On May 30 I posted the Superligaen Analytics dashboard to r/sportsanalytics. Three days later it had 6,200 views and was my number one Reddit post of all time.

Here is what the traffic looked like.

The Numbers

6,200 Reddit views, 20 upvotes, 85.7% upvote ratio, 13 comments — over the three days following the post. On the site side, the week saw 129 visitors, 1,910 page views, and a 14% bounce rate. An average of roughly 15 pages per visitor.

The spike hit on May 30, the day of the post, peaking at around 35 visitors. What surprised me was the days after — May 31 and June 1 both held at around 23–24 visitors per day, roughly three times the pre-post baseline of 8–9. That kind of sustained lift usually means secondary sharing or return visits, not just a one-day curiosity bump.

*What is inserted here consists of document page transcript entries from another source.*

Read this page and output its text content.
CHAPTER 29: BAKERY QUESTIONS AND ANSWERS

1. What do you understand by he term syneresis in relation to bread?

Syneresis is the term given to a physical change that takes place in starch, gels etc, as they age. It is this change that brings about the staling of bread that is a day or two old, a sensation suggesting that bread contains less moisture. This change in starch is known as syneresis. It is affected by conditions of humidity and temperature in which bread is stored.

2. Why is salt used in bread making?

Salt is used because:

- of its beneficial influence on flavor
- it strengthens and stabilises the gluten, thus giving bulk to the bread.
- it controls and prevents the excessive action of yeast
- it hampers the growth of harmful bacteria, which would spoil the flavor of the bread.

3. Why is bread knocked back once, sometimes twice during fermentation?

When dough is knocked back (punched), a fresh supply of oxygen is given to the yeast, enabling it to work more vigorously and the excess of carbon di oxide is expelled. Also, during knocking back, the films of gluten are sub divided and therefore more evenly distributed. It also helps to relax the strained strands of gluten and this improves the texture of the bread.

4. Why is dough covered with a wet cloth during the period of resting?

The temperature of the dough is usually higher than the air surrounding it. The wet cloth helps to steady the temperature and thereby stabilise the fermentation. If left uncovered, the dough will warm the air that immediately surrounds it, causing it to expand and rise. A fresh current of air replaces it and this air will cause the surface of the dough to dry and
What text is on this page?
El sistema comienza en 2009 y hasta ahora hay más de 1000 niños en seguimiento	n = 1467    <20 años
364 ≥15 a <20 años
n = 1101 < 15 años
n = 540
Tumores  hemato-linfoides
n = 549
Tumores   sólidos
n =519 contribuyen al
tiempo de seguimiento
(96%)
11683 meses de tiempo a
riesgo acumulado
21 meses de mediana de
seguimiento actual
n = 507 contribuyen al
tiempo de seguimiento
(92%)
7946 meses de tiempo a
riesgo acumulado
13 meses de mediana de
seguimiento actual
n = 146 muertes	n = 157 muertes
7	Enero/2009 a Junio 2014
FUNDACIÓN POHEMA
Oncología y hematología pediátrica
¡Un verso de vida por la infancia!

Daily visitors over the week of the Reddit post

Where the Visitors Came From

The site visitor geography tells two stories at once.

Country Visitors Share
Denmark 69 52%
United States 9 7%
United Kingdom 7 5%
Germany 5 4%
Türkiye 5 4%
Other 34 26%

Denmark is still dominant at 52% — the ongoing organic audience from the LinkedIn post kept arriving throughout the week. But the Reddit post brought a genuinely international tail that was not there before: the US, UK, Germany, and a long list of countries with no obvious connection to Danish football. Hungary, Morocco, South Korea, Uganda, Zambia — the post reached places the LinkedIn share never did.

The Reddit post viewer geography told a different story: the US was 26% of Reddit views, Denmark only 8%. That gap between who read the post and who clicked through to the site is the interesting part. The engineering angle attracted a broad international audience on Reddit, but the Danes in that audience were significantly more likely to actually visit the dashboard — which makes sense, since they have a reason to care about the content once they arrive.

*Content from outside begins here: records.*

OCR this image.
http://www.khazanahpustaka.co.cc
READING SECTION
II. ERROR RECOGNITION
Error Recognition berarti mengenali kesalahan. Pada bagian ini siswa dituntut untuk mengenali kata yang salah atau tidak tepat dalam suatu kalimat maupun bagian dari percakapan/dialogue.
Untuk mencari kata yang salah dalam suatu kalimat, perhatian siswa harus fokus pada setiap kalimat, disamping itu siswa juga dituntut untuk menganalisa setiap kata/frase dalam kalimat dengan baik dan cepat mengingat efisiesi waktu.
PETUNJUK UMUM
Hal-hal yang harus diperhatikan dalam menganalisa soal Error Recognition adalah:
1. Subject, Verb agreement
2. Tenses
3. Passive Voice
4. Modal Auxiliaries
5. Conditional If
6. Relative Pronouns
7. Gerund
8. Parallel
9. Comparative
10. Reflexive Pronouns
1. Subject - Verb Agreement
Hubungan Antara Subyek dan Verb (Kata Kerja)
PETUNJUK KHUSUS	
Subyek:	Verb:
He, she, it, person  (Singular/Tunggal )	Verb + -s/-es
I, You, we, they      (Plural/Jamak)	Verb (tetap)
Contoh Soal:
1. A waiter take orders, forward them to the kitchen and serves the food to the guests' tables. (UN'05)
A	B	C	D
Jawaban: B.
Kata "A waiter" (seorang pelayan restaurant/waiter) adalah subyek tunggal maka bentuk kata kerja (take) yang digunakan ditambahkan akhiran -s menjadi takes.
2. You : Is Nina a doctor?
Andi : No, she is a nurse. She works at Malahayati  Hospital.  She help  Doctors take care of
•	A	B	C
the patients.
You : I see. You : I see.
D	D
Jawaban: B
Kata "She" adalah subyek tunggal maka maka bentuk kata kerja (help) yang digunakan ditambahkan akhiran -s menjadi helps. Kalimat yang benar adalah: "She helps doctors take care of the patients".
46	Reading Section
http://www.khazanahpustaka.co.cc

What a 14% Bounce Rate Means Here

The LinkedIn bounce rate was 16%. Reddit came in at 14%. Almost identical, despite being a completely different audience arriving from a completely different context.

86% of visitors who landed from a technical Reddit thread explored beyond the first page, averaging 15 pages per session. These were not people with any prior reason to care about Danish football standings or player radars. They came because of the architecture and stayed because the product held up.

The Post-Spike Baseline

The pre-post baseline was around 8–9 visitors per day. After the spike it settled at roughly 23–24 — about three times higher, with no further promotion. That suggests some organic sharing continued after the initial Reddit exposure.

It is a different pattern from LinkedIn, where the spike was sharper and the return to baseline was faster. The Reddit audience appears to have generated more durable downstream traffic, possibly because technical communities are more likely to bookmark, share in Slack, or link from other posts.

The Danish football communities have not seen this yet. That will be a different experiment — the same product, but an audience that cares about the football and not the architecture. I expect the geographic distribution to look a lot more like the LinkedIn post.